Indeed, surveys consistently show more patient satisfaction in the government run, single payer, systems of Medicare and the VA than with private sector or employer provided insurance.

And, don’t you find it more than ironic and cynical that the most outspoken critics against the public option for health care are Senators and Congressmen with government sponsored health care? Follow the money!


The role of government is to protect the basic rights of its' citizens from the government itself, and from businesses, corporate and other special interests.

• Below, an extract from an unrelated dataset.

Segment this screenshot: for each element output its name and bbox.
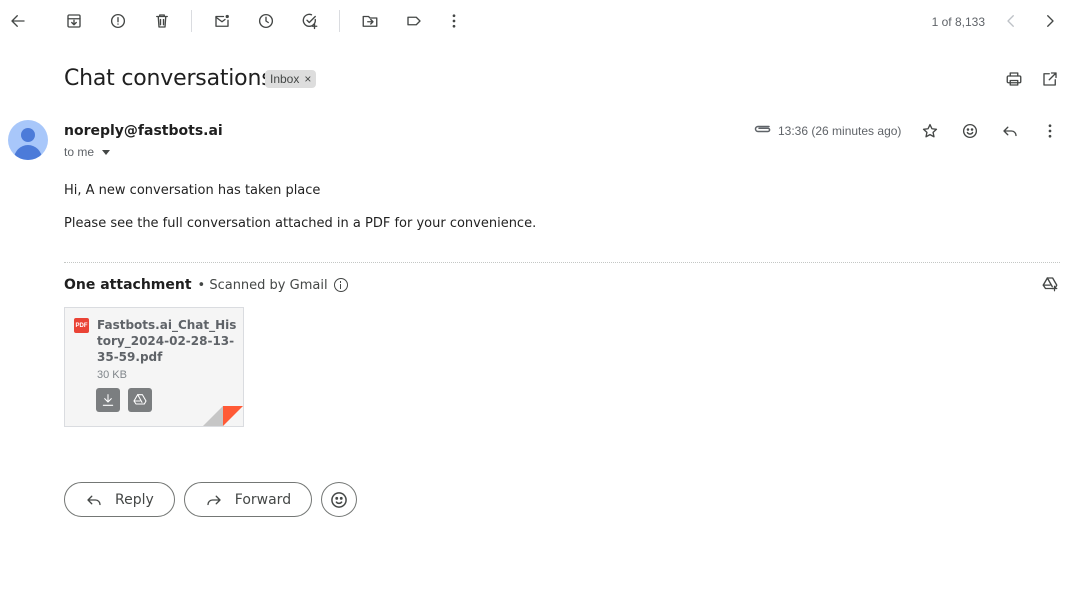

In the case of the health care debate the case for the citizens is clear: access to affordable, ethical health care. Secretly negotiating and brokering deals with the medical, insurance and industrial special interests is clearly more about protecting their incomes than it is about protecting the welfare of Americans.

The 'single payer' sytems of Medicare and the VA, in particular, are excellent examples of government's success in protecting and providing for the basic right of health care to the elderly, the disabled and our veterans.

Perhaps, the area in which the government has proven the most incompetent and dysfunctional is in the Congress itself. That is where reform is needed most; campaign finance reform must happen to reclaim our political system and restore the government to the people.